Desta vez, o TesseracT faria dois shows no país, ambos na capital paulista. O primeiro, no sábado, dia 14, no Carioca Club, casa com capacidade para cerca de 1.200 pessoas, apresentaria um repertório “eletrizante”, “com muitas músicas pesadas… que os fãs vão adorar”, segundo o vocalista. Já o segundo show, no domingo, dia 15, seria dedicado à execução do primeiro EP da banda, Concealing Fate, lançado em 2010, na íntegra. Sobre essa segunda data, Tompkins comentou: “Será uma noite realmente especial e excelente para nós, porque faremos algo que há muito tempo não fazemos, que é revisitar o nosso primeiro trabalho, e para os fãs, que serão testemunhas disso e também ouvirão músicas do novo álbum. Será como mostrar a nossa história do início ao fim, por assim dizer.”.
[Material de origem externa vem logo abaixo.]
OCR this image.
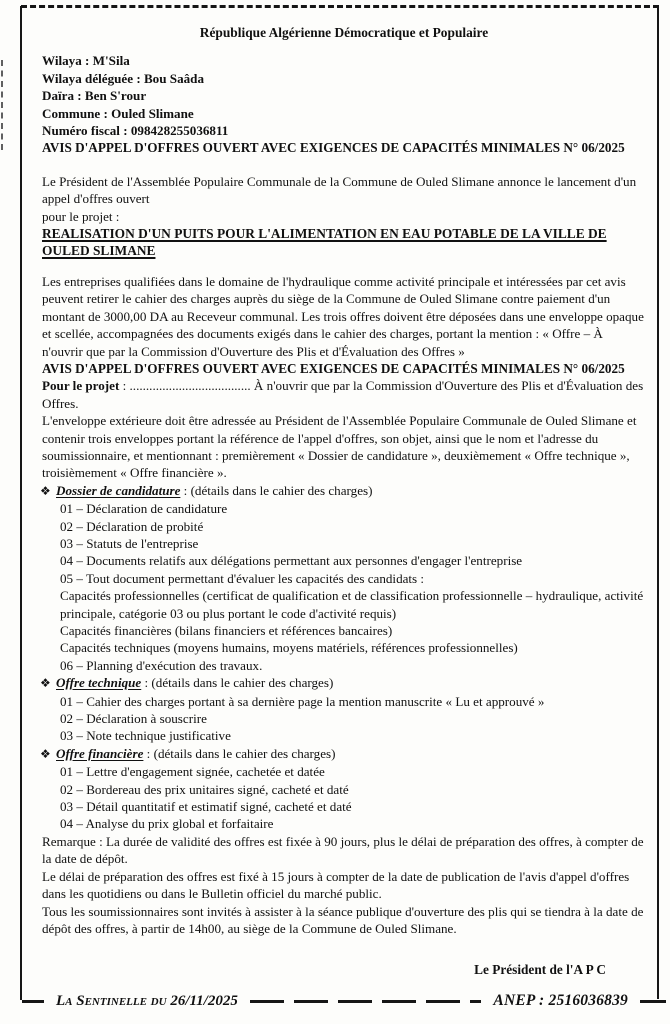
République Algérienne Démocratique et Populaire

Wilaya : M'Sila

Wilaya déléguée : Bou Saâda

Daïra : Ben S'rour

Commune : Ouled Slimane

Numéro fiscal : 098428255036811

AVIS D'APPEL D'OFFRES OUVERT AVEC EXIGENCES DE CAPACITÉS MINIMALES N° 06/2025

Le Président de l'Assemblée Populaire Communale de la Commune de Ouled Slimane annonce le lancement d'un appel d'offres ouvert

pour le projet :

REALISATION D'UN PUITS POUR L'ALIMENTATION EN EAU POTABLE DE LA VILLE DE OULED SLIMANE

Les entreprises qualifiées dans le domaine de l'hydraulique comme activité principale et intéressées par cet avis peuvent retirer le cahier des charges auprès du siège de la Commune de Ouled Slimane contre paiement d'un montant de 3000,00 DA au Receveur communal. Les trois offres doivent être déposées dans une enveloppe opaque et scellée, accompagnées des documents exigés dans le cahier des charges, portant la mention : « Offre – À n'ouvrir que par la Commission d'Ouverture des Plis et d'Évaluation des Offres »

AVIS D'APPEL D'OFFRES OUVERT AVEC EXIGENCES DE CAPACITÉS MINIMALES N° 06/2025

Pour le projet : ..................................... À n'ouvrir que par la Commission d'Ouverture des Plis et d'Évaluation des Offres.

L'enveloppe extérieure doit être adressée au Président de l'Assemblée Populaire Communale de Ouled Slimane et contenir trois enveloppes portant la référence de l'appel d'offres, son objet, ainsi que le nom et l'adresse du soumissionnaire, et mentionnant : premièrement « Dossier de candidature », deuxièmement « Offre technique », troisièmement « Offre financière ».

❖ Dossier de candidature : (détails dans le cahier des charges)

01 – Déclaration de candidature

02 – Déclaration de probité

03 – Statuts de l'entreprise

04 – Documents relatifs aux délégations permettant aux personnes d'engager l'entreprise

05 – Tout document permettant d'évaluer les capacités des candidats :

Capacités professionnelles (certificat de qualification et de classification professionnelle – hydraulique, activité principale, catégorie 03 ou plus portant le code d'activité requis)

Capacités financières (bilans financiers et références bancaires)

Capacités techniques (moyens humains, moyens matériels, références professionnelles)

06 – Planning d'exécution des travaux.

❖ Offre technique : (détails dans le cahier des charges)

01 – Cahier des charges portant à sa dernière page la mention manuscrite « Lu et approuvé »

02 – Déclaration à souscrire

03 – Note technique justificative

❖ Offre financière : (détails dans le cahier des charges)

01 – Lettre d'engagement signée, cachetée et datée

02 – Bordereau des prix unitaires signé, cacheté et daté

03 – Détail quantitatif et estimatif signé, cacheté et daté

04 – Analyse du prix global et forfaitaire

Remarque : La durée de validité des offres est fixée à 90 jours, plus le délai de préparation des offres, à compter de la date de dépôt.

Le délai de préparation des offres est fixé à 15 jours à compter de la date de publication de l'avis d'appel d'offres dans les quotidiens ou dans le Bulletin officiel du marché public.

Tous les soumissionnaires sont invités à assister à la séance publique d'ouverture des plis qui se tiendra à la date de dépôt des offres, à partir de 14h00, au siège de la Commune de Ouled Slimane.

Le Président de l'A P C
La Sentinelle du 26/11/2025	ANEP : 2516036839
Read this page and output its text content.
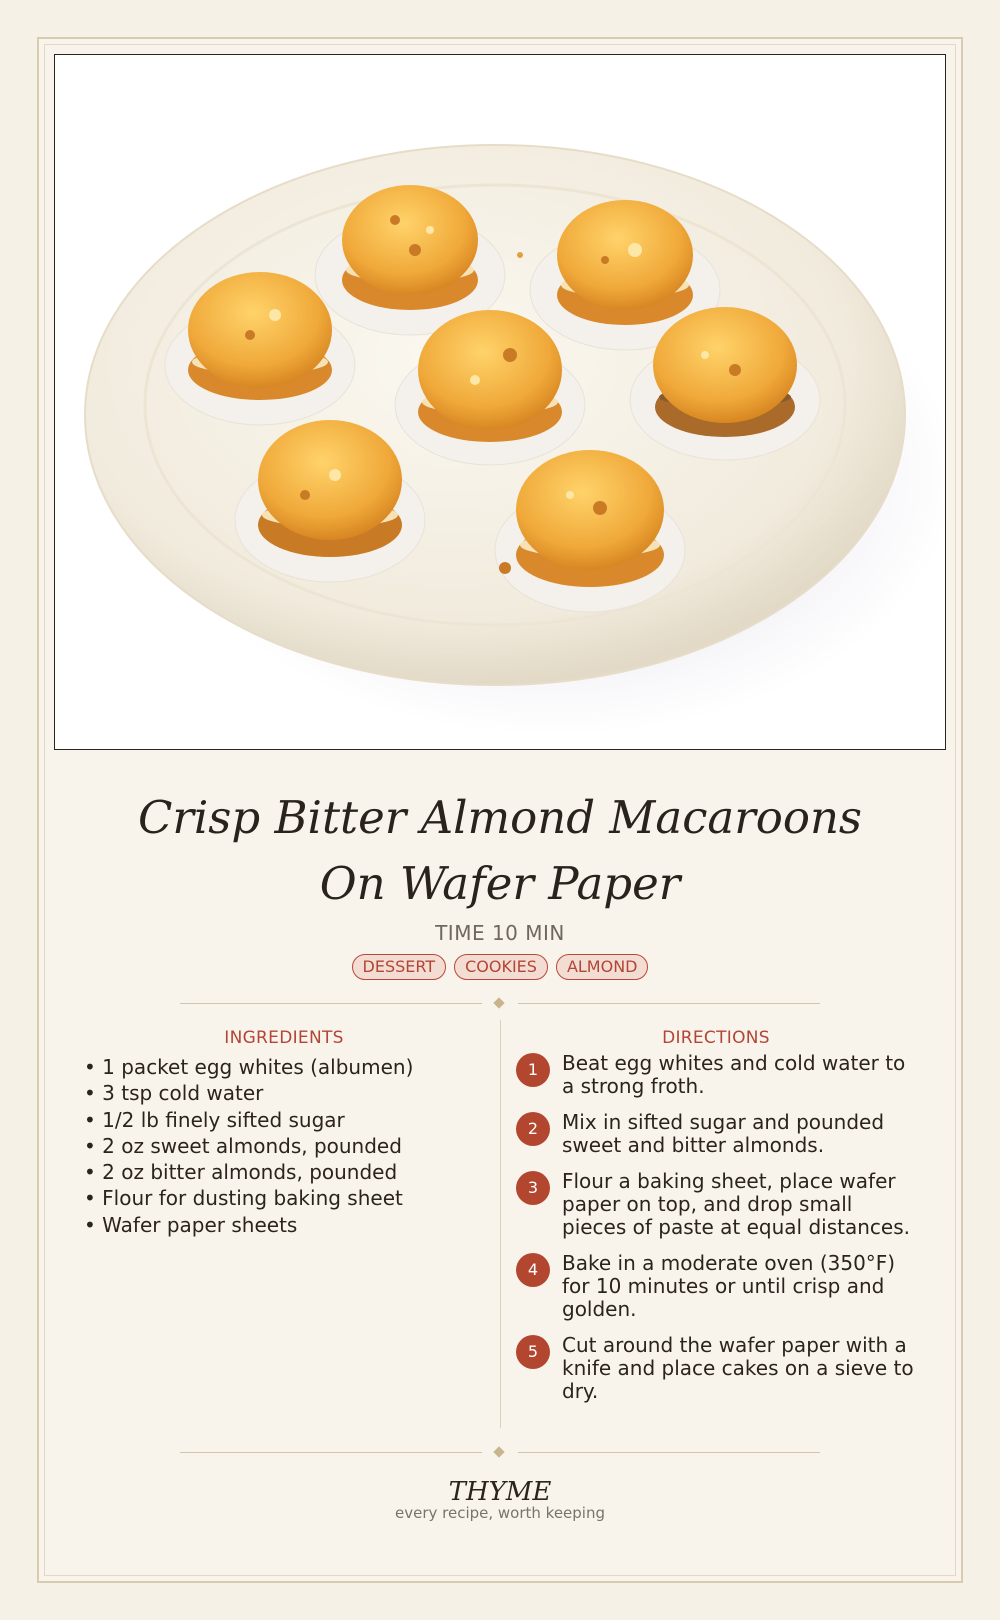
Crisp Bitter Almond Macaroons On Wafer Paper
TIME 10 MIN
DESSERT	COOKIES	ALMOND
INGREDIENTS
• 1 packet egg whites (albumen)
• 3 tsp cold water
• 1/2 lb finely sifted sugar
• 2 oz sweet almonds, pounded
• 2 oz bitter almonds, pounded
• Flour for dusting baking sheet
• Wafer paper sheets
DIRECTIONS
1	Beat egg whites and cold water to a strong froth.
2	Mix in sifted sugar and pounded sweet and bitter almonds.
3	Flour a baking sheet, place wafer paper on top, and drop small pieces of paste at equal distances.
4	Bake in a moderate oven (350°F) for 10 minutes or until crisp and golden.
5	Cut around the wafer paper with a knife and place cakes on a sieve to dry.
THYME
every recipe, worth keeping
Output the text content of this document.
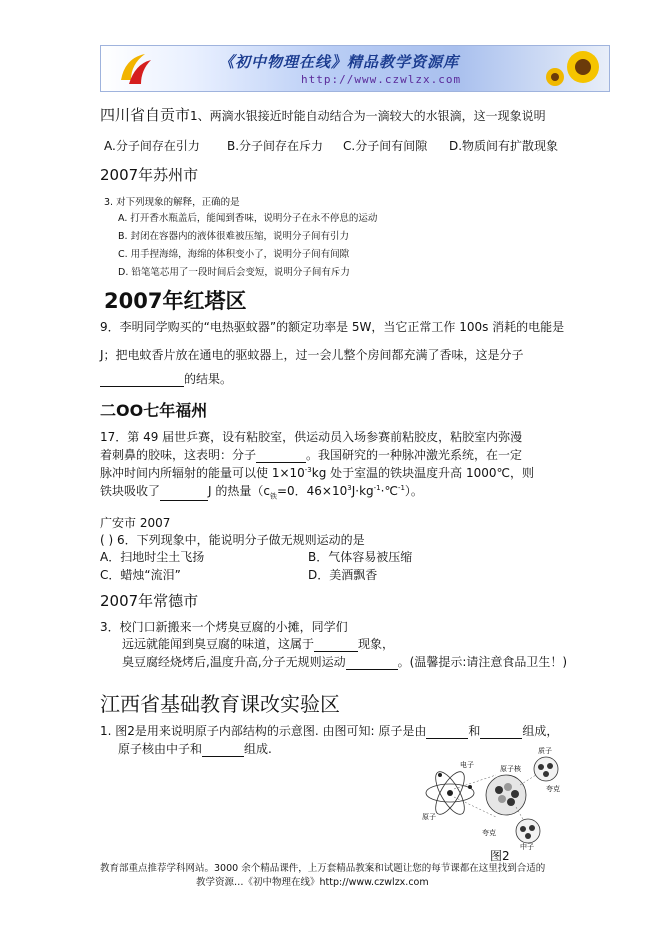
《初中物理在线》精品教学资源库
http://www.czwlzx.com
四川省自贡市1、两滴水银接近时能自动结合为一滴较大的水银滴，这一现象说明
A.分子间存在引力 B.分子间存在斥力 C.分子间有间隙 D.物质间有扩散现象
2007年苏州市
3. 对下列现象的解释，正确的是
A. 打开香水瓶盖后，能闻到香味，说明分子在永不停息的运动
B. 封闭在容器内的液体很难被压缩，说明分子间有引力
C. 用手捏海绵，海绵的体积变小了，说明分子间有间隙
D. 铅笔笔芯用了一段时间后会变短，说明分子间有斥力
2007年红塔区
9．李明同学购买的“电热驱蚊器”的额定功率是 5W，当它正常工作 100s 消耗的电能是
J；把电蚊香片放在通电的驱蚊器上，过一会儿整个房间都充满了香味，这是分子
的结果。
二OO七年福州
17．第 49 届世乒赛，设有粘胶室，供运动员入场参赛前粘胶皮，粘胶室内弥漫
着刺鼻的胶味，这表明：分子	。我国研究的一种脉冲激光系统，在一定
脉冲时间内所辐射的能量可以使 $1\times 10^{-3}kg$ 处于室温的铁块温度升高 1000℃，则
铁块吸收了	J 的热量（$c_铁=0$．$46\times 10^3J\cdot kg^{-1}\cdot℃^{-1}$）。
广安市 2007
( ) 6．下列现象中，能说明分子做无规则运动的是
A．扫地时尘土飞扬	B．气体容易被压缩
C．蜡烛“流泪”	D．美酒飘香
2007年常德市
3．校门口新搬来一个烤臭豆腐的小摊，同学们
远远就能闻到臭豆腐的味道，这属于	现象，
臭豆腐经烧烤后,温度升高,分子无规则运动	。(温馨提示:请注意食品卫生！)
江西省基础教育课改实验区
1. 图2是用来说明原子内部结构的示意图. 由图可知: 原子是由	和	组成，
原子核由中子和	组成.
电子	原子核
原子
质子
夸克
夸克
中子
图2
教育部重点推荐学科网站。3000 余个精品课件，上万套精品教案和试题让您的每节课都在这里找到合适的
教学资源…《初中物理在线》http://www.czwlzx.com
Incumbida de abrir a noite, a There’s no Face, veterana banda da cena ‘core paulista, iniciou seu show pontualmente às 19h, com a casa ainda majoritariamente vazia, com bem menos de 50% de sua capacidade máxima. Embora esbanjasse uma energia incrível e um som bastante sólido, a banda não contou com muito apoio do público, talvez pela diferença sonora em relação aos headliners. Para piorar, o telão de LED do palco apresentou problemas, exibindo vídeos de outros artistas, sem qualquer relação com a banda. Após a segunda música, o vocalista Rafael Morales tentou interagir com os fãs, perguntando se estavam curtindo e admitindo que ele mesmo estava “louco” para ver a performance dos britânicos. Antes de começar a próxima música, chamou o público: “vamos mostrar para os gringos como é que faz”.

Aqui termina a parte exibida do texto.